SpatialWhisperer

SpatialWhisperer is a trimodal embedding model that aligns hematoxylin & eosin (H&E) image patches, gene-expression profiles, and free-text descriptions into a shared 2048-dimensional space. It enables zero-shot cell-type annotation of H&E patches and natural-language querying over histopathology and spatial transcriptomics data.

This repository hosts the main checkpoint (seed=0) from the ICML 2026 paper Trimodal Learning Enhances Zero-Shot Histopathology Annotation (anonymized name \ourmethod).

Model architecture

Three encoders project into a shared embedding space:

Modality	Encoder	Freezing
Image (H&E)	UNI2	locked
Transcriptome	Geneformer (12L)	locked
Text	BioBERT v1.1	unfrozen

Following LiT convention, the freezing pattern is LUL (image locked, text unlocked, transcriptome locked). Only the text tower and the three projection heads are trained. Projection dimension is 2048.

Training data

Three paired datasets cover the three modality pairs:

HEST-1K — H&E ↔ spatial gene expression (Visium-style spots)
cellxgene_census — gene expression ↔ free-text cell/sample metadata
ARCHS4/GEO — gene expression ↔ free-text sample descriptions

Training was 4 epochs with AdamW at learning rate 1e-5 and cosine schedule (warmup 3%), batch size 512, on a single H100 GPU. This checkpoint reflects epoch 3, global step 14624.

Evaluation

Reported AUROC on cell-type benchmarks (mean across cell types):

Benchmark	SpatialWhisperer	Best published baseline	Δ rel.
PathoCell	0.630	0.554	+13.7%
Lizard	(see paper)	—	+15.9%
PanNuke	(see paper)	—	+13.7%

Modality-pair benchmarks (Tabula Sapiens, HEST-1K, Skin Conditions) confirm the trimodal model retains per-pair performance under low-n subsampling. See the paper for full numbers.

How to use

The checkpoint is a stripped Lightning state-dict (~505 MB, 236 tensors covering the trained BioBERT text tower and the three 2048-d projection heads) plus its hyper_parameters block.
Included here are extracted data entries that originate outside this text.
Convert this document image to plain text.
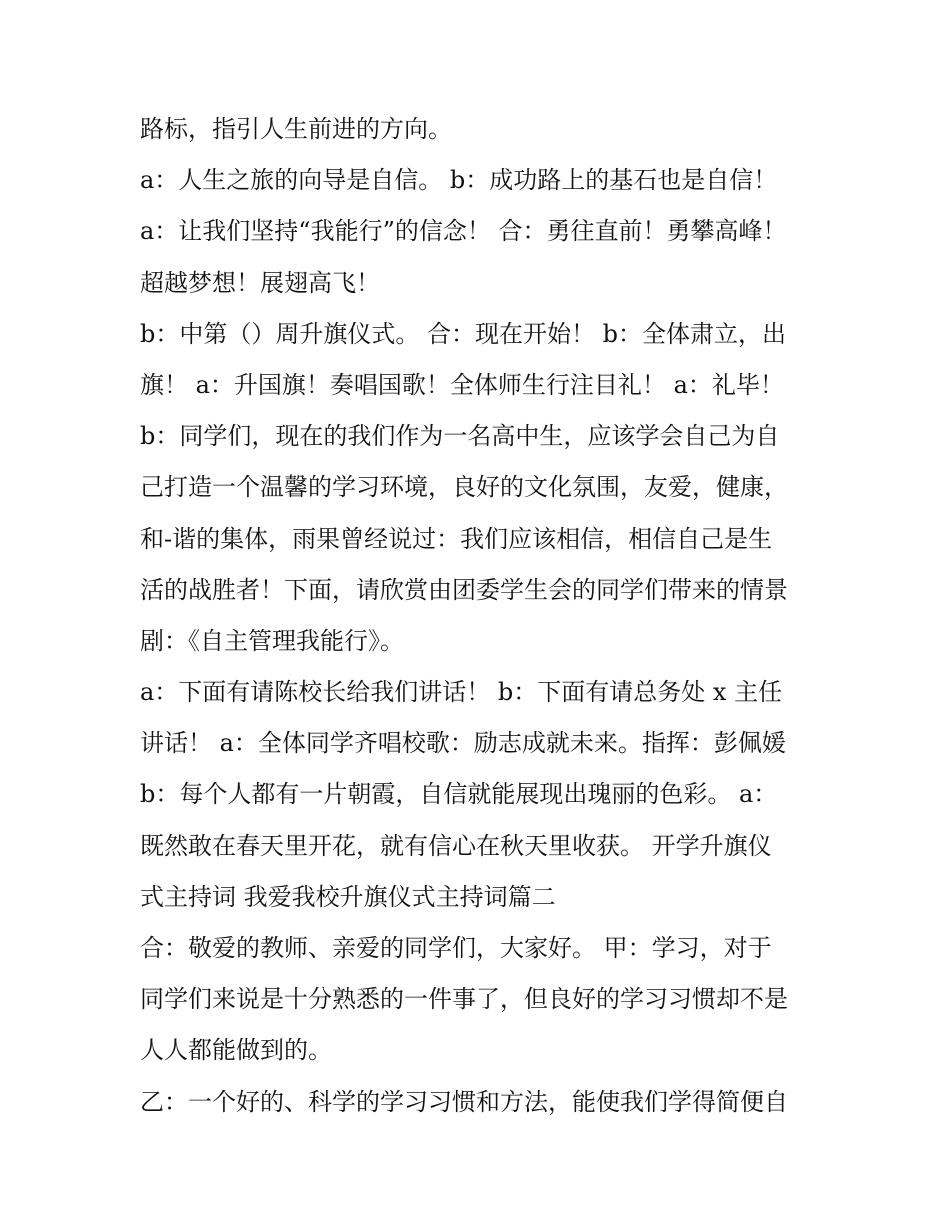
路标，指引人生前进的方向。
a：人生之旅的向导是自信。 b：成功路上的基石也是自信！
a：让我们坚持“我能行”的信念！ 合：勇往直前！勇攀高峰！
超越梦想！展翅高飞！
b：中第（）周升旗仪式。 合：现在开始！ b：全体肃立，出
旗！ a：升国旗！奏唱国歌！全体师生行注目礼！ a：礼毕！
b：同学们，现在的我们作为一名高中生，应该学会自己为自
己打造一个温馨的学习环境，良好的文化氛围，友爱，健康，
和-谐的集体，雨果曾经说过：我们应该相信，相信自己是生
活的战胜者！下面，请欣赏由团委学生会的同学们带来的情景
剧：《自主管理我能行》。
a：下面有请陈校长给我们讲话！ b：下面有请总务处 x 主任
讲话！ a：全体同学齐唱校歌：励志成就未来。指挥：彭佩媛
b：每个人都有一片朝霞，自信就能展现出瑰丽的色彩。 a：
既然敢在春天里开花，就有信心在秋天里收获。 开学升旗仪
式主持词 我爱我校升旗仪式主持词篇二
合：敬爱的教师、亲爱的同学们，大家好。 甲：学习，对于
同学们来说是十分熟悉的一件事了，但良好的学习习惯却不是
人人都能做到的。
乙：一个好的、科学的学习习惯和方法，能使我们学得简便自
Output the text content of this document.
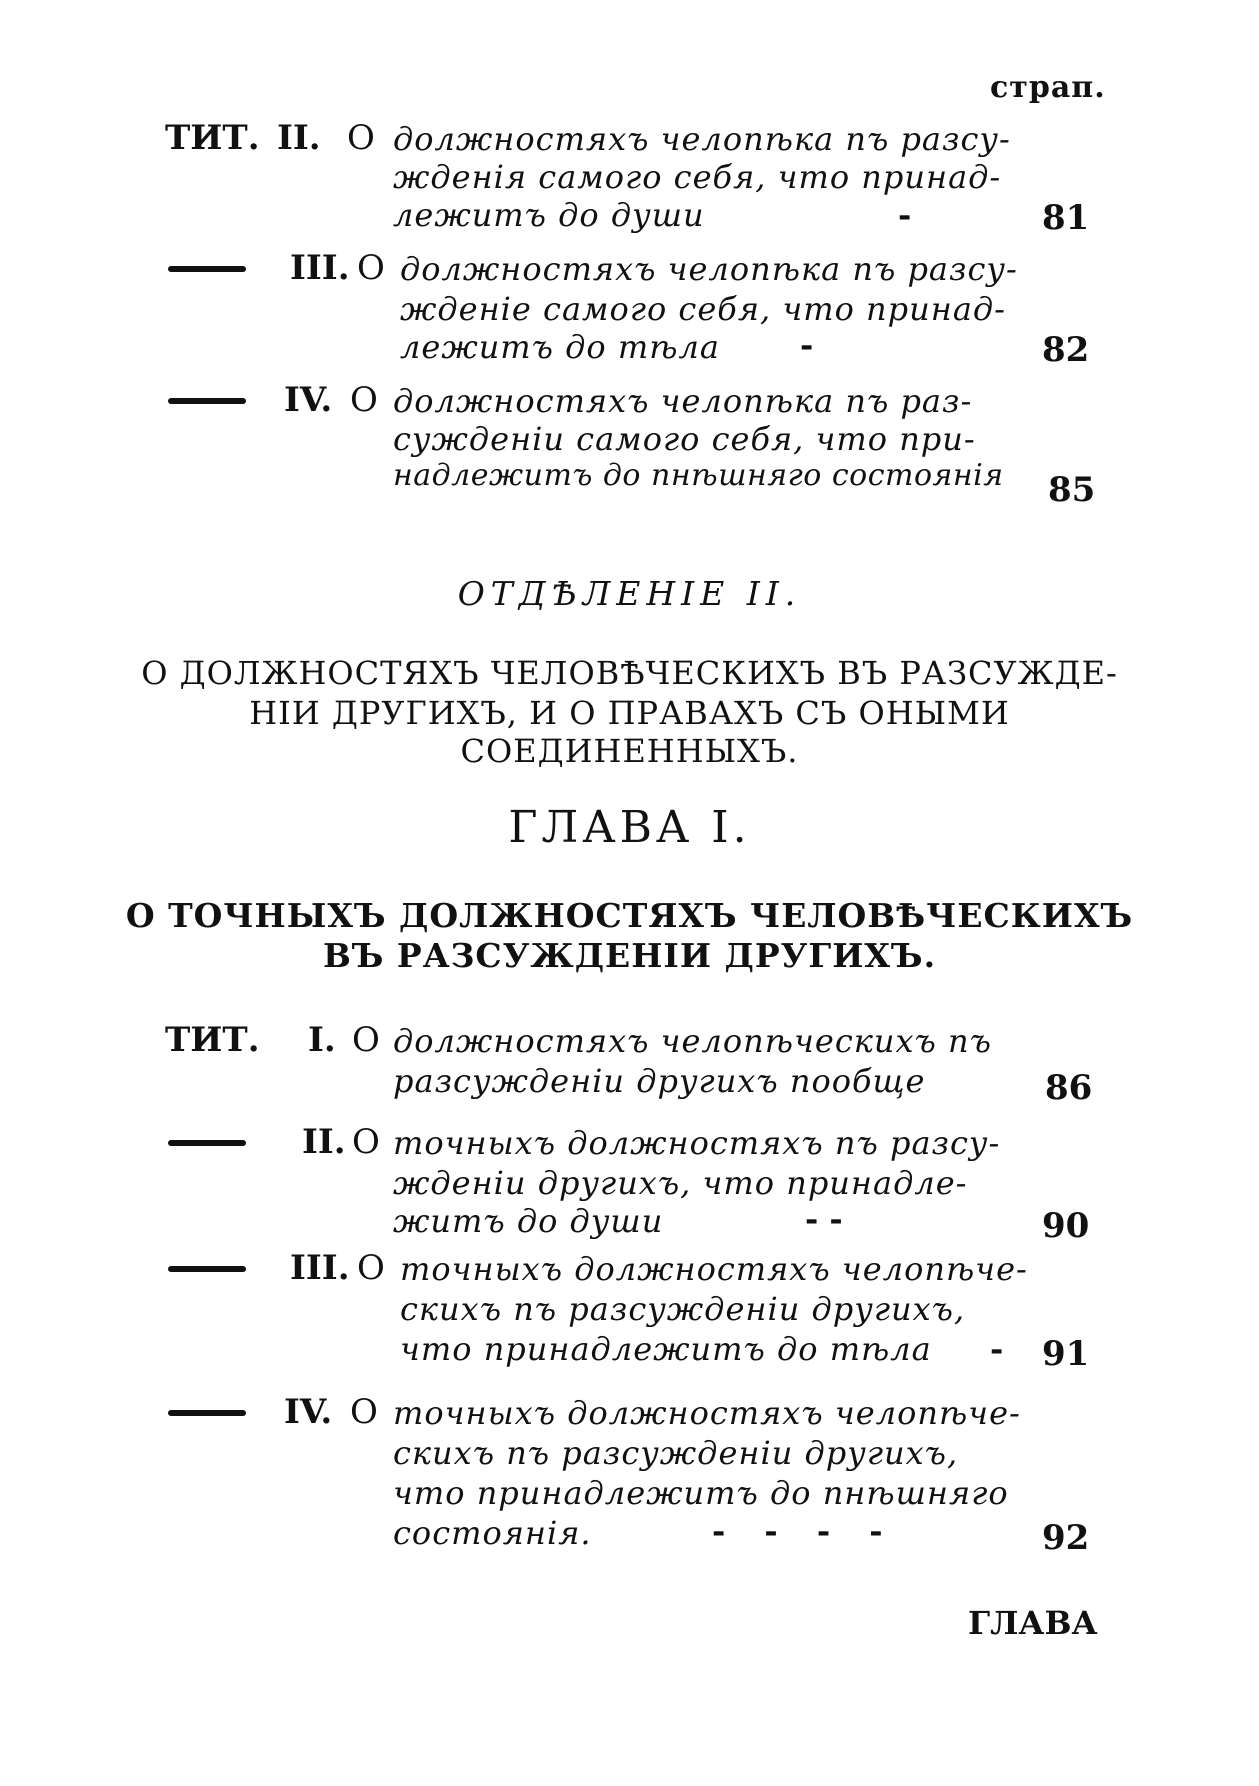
страп.
ТИТ. II. О должностяхъ челопѣка пъ разсу-
жденія самого себя, что принад-
лежитъ до души	-	81
III. О должностяхъ челопѣка пъ разсу-
жденіе самого себя, что принад-
лежитъ до тѣла	-	82
IV. О должностяхъ челопѣка пъ раз-
сужденіи самого себя, что при-
надлежитъ до пнѣшняго состоянія 85
ОТДѢЛЕНІЕ II.
О ДОЛЖНОСТЯХЪ ЧЕЛОВѢЧЕСКИХЪ ВЪ РАЗСУЖДЕ-
НІИ ДРУГИХЪ, И О ПРАВАХЪ СЪ ОНЫМИ
СОЕДИНЕННЫХЪ.
ГЛАВА I.
О ТОЧНЫХЪ ДОЛЖНОСТЯХЪ ЧЕЛОВѢЧЕСКИХЪ
ВЪ РАЗСУЖДЕНІИ ДРУГИХЪ.
ТИТ. I. О должностяхъ челопѣческихъ пъ
разсужденіи другихъ пообще	86
II. О точныхъ должностяхъ пъ разсу-
жденіи другихъ, что принадле-
житъ до души	- -	90
III. О точныхъ должностяхъ челопѣче-
скихъ пъ разсужденіи другихъ,
что принадлежитъ до тѣла - 91
IV. О точныхъ должностяхъ челопѣче-
скихъ пъ разсужденіи другихъ,
что принадлежитъ до пнѣшняго
состоянія.	- - - -	92
ГЛАВА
Foundation model weights are NOT included — the locked UNI2 image encoder and locked Geneformer transcriptome encoder are re-instantiated at load time from their original providers (and remain under their respective licenses). The ckpt's hyper_parameters.model_config.use_cache = True flag triggers the FrozenCachedModel wrapping that excludes the locked towers from state_dict during load.

Loading requires the cellwhisperer code at https://github.com/moritzschaefer/spatialwhisperer (model code) and the foundation models (UNI2, Geneformer, BioBERT v1.1), which are downloaded by the cellwhisperer setup scripts.
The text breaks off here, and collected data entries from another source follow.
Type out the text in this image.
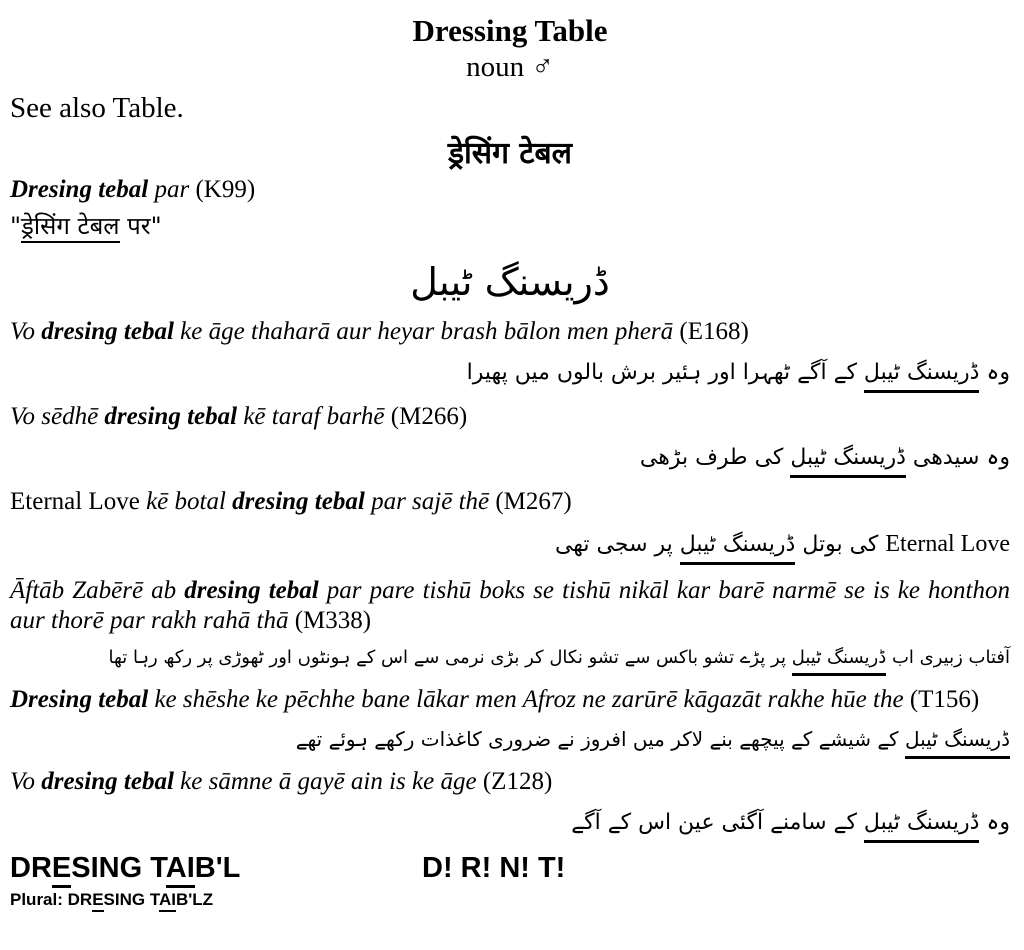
Dressing Table
noun ♂
See also Table.
ड्रेसिंग टेबल

Dresing tebal par (K99)

"ड्रेसिंग टेबल पर"

ڈریسنگ ٹیبل

Vo dresing tebal ke āge thaharā aur heyar brash bālon men pherā (E168)

وہ ڈریسنگ ٹیبل کے آگے ٹھہرا اور ہئیر برش بالوں میں پھیرا

Vo sēdhē dresing tebal kē taraf barhē (M266)

وہ سیدھی ڈریسنگ ٹیبل کی طرف بڑھی

Eternal Love kē botal dresing tebal par sajē thē (M267)

Eternal Love کی بوتل ڈریسنگ ٹیبل پر سجی تھی

Āftāb Zabērē ab dresing tebal par pare tishū boks se tishū nikāl kar barē narmē se is ke honthon aur thorē par rakh rahā thā (M338)

آفتاب زبیری اب ڈریسنگ ٹیبل پر پڑے تشو باکس سے تشو نکال کر بڑی نرمی سے اس کے ہونٹوں اور ٹھوڑی پر رکھ رہا تھا

Dresing tebal ke shēshe ke pēchhe bane lākar men Afroz ne zarūrē kāgazāt rakhe hūe the (T156)

ڈریسنگ ٹیبل کے شیشے کے پیچھے بنے لاکر میں افروز نے ضروری کاغذات رکھے ہوئے تھے

Vo dresing tebal ke sāmne ā gayē ain is ke āge (Z128)

وہ ڈریسنگ ٹیبل کے سامنے آگئی عین اس کے آگے

DRESING TAIB'L	D! R! N! T!
Plural: DRESING TAIB'LZ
from cellwhisperer.utils.model_io import load_cellwhisperer_model

model, tokenizer, transcriptome_proc, image_proc = load_cellwhisperer_model(
    model_path="hf://moritzschaefer/spatialwhisperer"
)
# model is a TranscriptomeTextDualEncoderLightning in eval mode

While the repo is private, export a token first:

export HUGGINGFACE_TOKEN=$(pass api_keys/huggingface_write)  # or any read token with access

To compute image–text similarities for zero-shot cell-type annotation, encode patches and class-name strings, then take cosine similarity in the shared 2048-d space. See examples/zero_shot_celltype.py in the model code repository.

Intended use & limitations

Intended. Research on multimodal histopathology, cell-type annotation, spatial transcriptomics analysis, and natural-language querying over H&E and gene-expression data.
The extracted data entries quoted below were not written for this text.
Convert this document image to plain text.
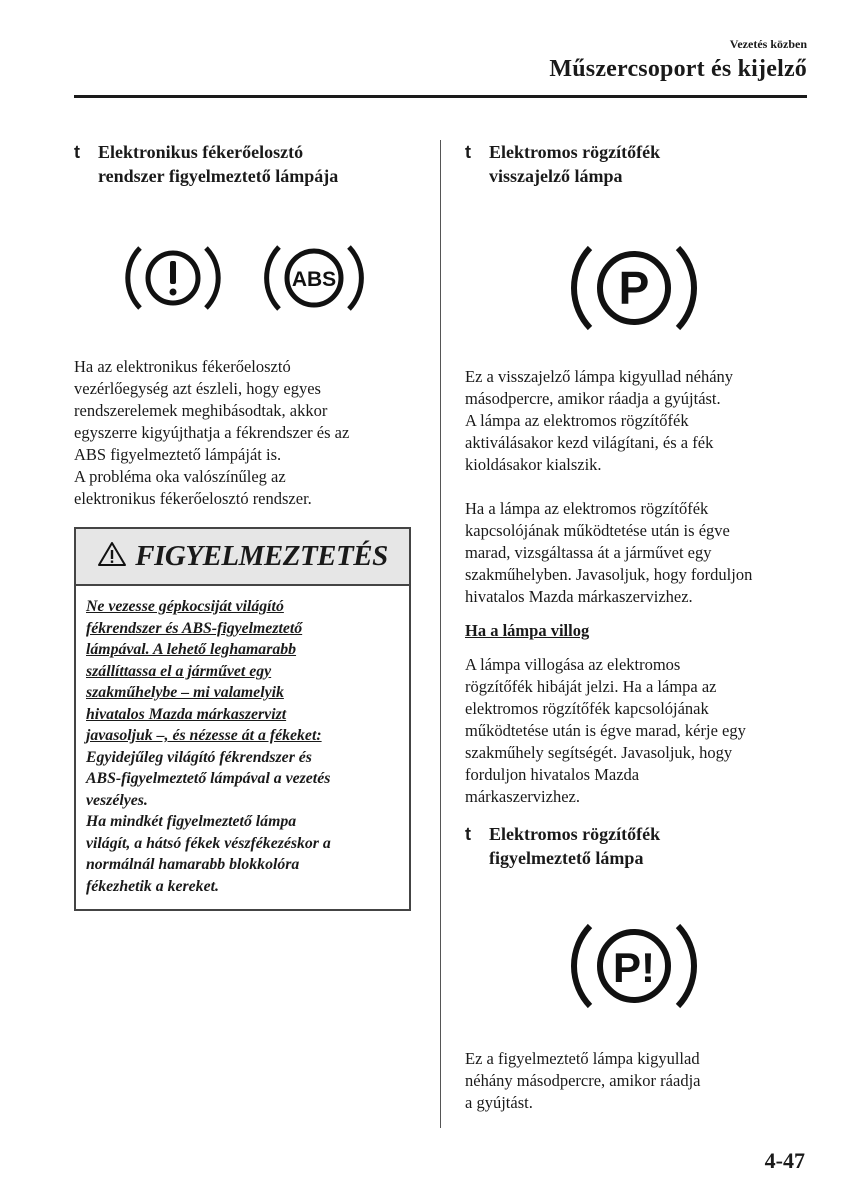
Vezetés közben
Műszercsoport és kijelző
t Elektronikus fékerőelosztó
rendszer figyelmeztető lámpája
ABS
Ha az elektronikus fékerőelosztó
vezérlőegység azt észleli, hogy egyes
rendszerelemek meghibásodtak, akkor
egyszerre kigyújthatja a fékrendszer és az
ABS figyelmeztető lámpáját is.
A probléma oka valószínűleg az
elektronikus fékerőelosztó rendszer.
FIGYELMEZTETÉS
Ne vezesse gépkocsiját világító
fékrendszer és ABS-figyelmeztető
lámpával. A lehető leghamarabb
szállíttassa el a járművet egy
szakműhelybe – mi valamelyik
hivatalos Mazda márkaszervizt
javasoljuk –, és nézesse át a fékeket:
Egyidejűleg világító fékrendszer és
ABS-figyelmeztető lámpával a vezetés
veszélyes.
Ha mindkét figyelmeztető lámpa
világít, a hátsó fékek vészfékezéskor a
normálnál hamarabb blokkolóra
fékezhetik a kereket.
t Elektromos rögzítőfék
visszajelző lámpa
P
Ez a visszajelző lámpa kigyullad néhány
másodpercre, amikor ráadja a gyújtást.
A lámpa az elektromos rögzítőfék
aktiválásakor kezd világítani, és a fék
kioldásakor kialszik.
Ha a lámpa az elektromos rögzítőfék
kapcsolójának működtetése után is égve
marad, vizsgáltassa át a járművet egy
szakműhelyben. Javasoljuk, hogy forduljon
hivatalos Mazda márkaszervizhez.
Ha a lámpa villog
A lámpa villogása az elektromos
rögzítőfék hibáját jelzi. Ha a lámpa az
elektromos rögzítőfék kapcsolójának
működtetése után is égve marad, kérje egy
szakműhely segítségét. Javasoljuk, hogy
forduljon hivatalos Mazda
márkaszervizhez.
t Elektromos rögzítőfék
figyelmeztető lámpa
P!
Ez a figyelmeztető lámpa kigyullad
néhány másodpercre, amikor ráadja
a gyújtást.
4-47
Not intended. Clinical diagnosis or treatment decisions. The model was trained on academic datasets and is not validated for clinical use.

Known limitations.

Trained on Visium-scale spots (~55 μm); finer-grained image–expression alignment is not guaranteed.
BioBERT vocabulary constrains the text tower; rare technical terms may be out-of-distribution.
The image tower (UNI2) is locked; performance on tissue types poorly represented in UNI2's pretraining will be lower.

File contents

spatialwhisperer.ckpt — Lightning checkpoint (state_dict + hyper_parameters; optimizer/scheduler state stripped).
README.md — this card.

Citation

@inproceedings{schaefer2026spatialwhisperer,
  title  = {Trimodal Learning Enhances Zero-Shot Histopathology Annotation},
  author = {Schaefer, Moritz and others},
  booktitle = {Proceedings of the 43rd International Conference on Machine Learning (ICML)},
  year   = {2026},
}

License

CC BY-NC 4.0 (research use). Foundation model weights (UNI2, Geneformer, BioBERT) carry their own licenses; please consult upstream repositories.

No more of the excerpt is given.